Cahier de breffage ministériel de Condition féminine Canada
Femmes et filles autochtones disparues et assassinées au Canada

Contexte

En mai 2014, la Gendarmerie royale du Canada (GRC) a publié Les femmes autochtones disparues et assassinées : Un aperçu opérationnel national, faisant état de la nature et de l’ampleur des disparitions et des meurtres de femmes autochtones au Canada. Selon ce document, 1 181 femmes autochtones ont été victimes de violence; de ce nombre, 1 107 ont été assassinées (entre 1980 et 2012) et 164 ont été portées disparues (depuis 1952). La mise à jour publiée en 2015, qui se concentre exclusivement sur les territoires desservis par la GRC, signale 32 homicides de femmes autochtones en 2013 et en 2014, ce qui correspond aux tendances enregistrées au cours de la dernière décennie. D’après la recherche, un large éventail de facteurs explique les taux élevés de violence à l’endroit des femmes et des filles autochtones au Canada, notamment le racisme, la pauvreté, le faible niveau de scolarisation, les problèmes de santé mentale et la toxicomanie.

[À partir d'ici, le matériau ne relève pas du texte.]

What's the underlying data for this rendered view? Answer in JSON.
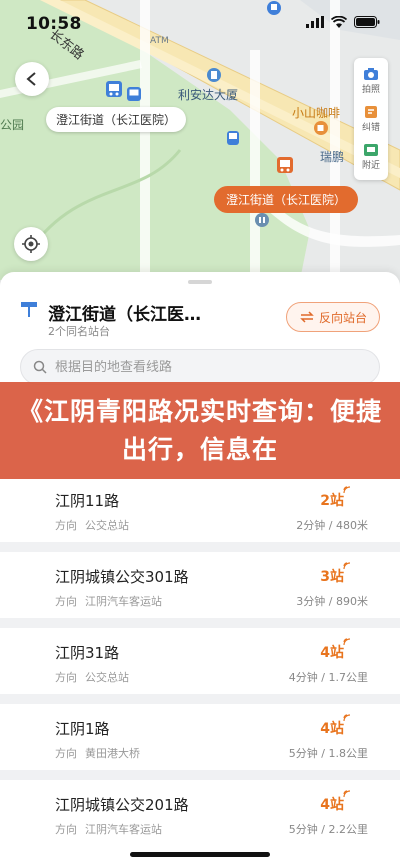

Les organismes autochtones nationaux, la Commission de vérité et de réconciliation, le Conseil de la fédération, des organismes internationaux et d’autres parties intéressées réclament avec insistance au gouvernement fédéral une commission d’enquête nationale. Les rapports dissidents déposés dans la foulée de l’étude de 2014 du Comité spécial sur la violence faite aux femmes autochtones, intitulée Femmes invisibles : Un appel à l’action, demandaient à la fois l’établissement d’une commission d’enquête et l’adoption d’un plan d’action national. Afin de favoriser la discussion parmi les entités décisionnaires clés chargées de donner suite à la question, les organismes autochtones nationaux, ainsi que les provinces et les territoires, ont organisé une Table ronde nationale sur les femmes et les filles autochtones disparues et assassinées en février 2015. À l’issue de la table ronde, les participantes et participants, y compris le gouvernement fédéral, sont convenus des principes énoncés dans le Cadre d’intervention commun, y compris de travailler ensemble à mettre sur pied une campagne pancanadienne de prévention et de sensibilisation, ainsi que de rendre compte des progrès après un an et de se réunir de nouveau en 2016. La table ronde de 2016, qui devrait avoir lieu au début de l’année civile, sera organisée par la province du Manitoba. Pour sa part, l’Ontario dirigera les travaux de suivi de la première table ronde.

Situation actuelle

La réponse du précédent gouvernement à cette question est présentée dans son Plan d’action pour contrer la violence familiale et les crimes violents à l’endroit des femmes et des filles autochtones, dont la responsabilité incombe à la ministre responsable de la Condition féminine et qui fait suite à l’étude susmentionnée du Comité parlementaire sur la violence faite aux femmes autochtones (Femmes invisibles : un appel à l’action). Dans son budget de 2014, le gouvernement a prévu 25 millions de dollars sur cinq ans (2015 à 2020) pour la mise en œuvre de ce plan d’action. Condition féminine Canada coordonne l’utilisation de ce financement avec Affaires autochtones et Développement du Nord Canada, Sécurité publique Canada, Justice Canada et la Gendarmerie royale du Canada. L’organisme finance en outre des projets visant à renforcer l’autonomie des femmes et des filles autochtones et à mobiliser les hommes et les garçons dans la prévention de la violence à leur endroit.

À l’heure actuelle, Condition féminine Canada et Affaires autochtones et Développement du Nord Canada œuvrent de concert à la rédaction d’une proposition assortie d’options pour la tenue d’une commission d’enquête nationale sur les femmes et les filles autochtones disparues ou assassinées.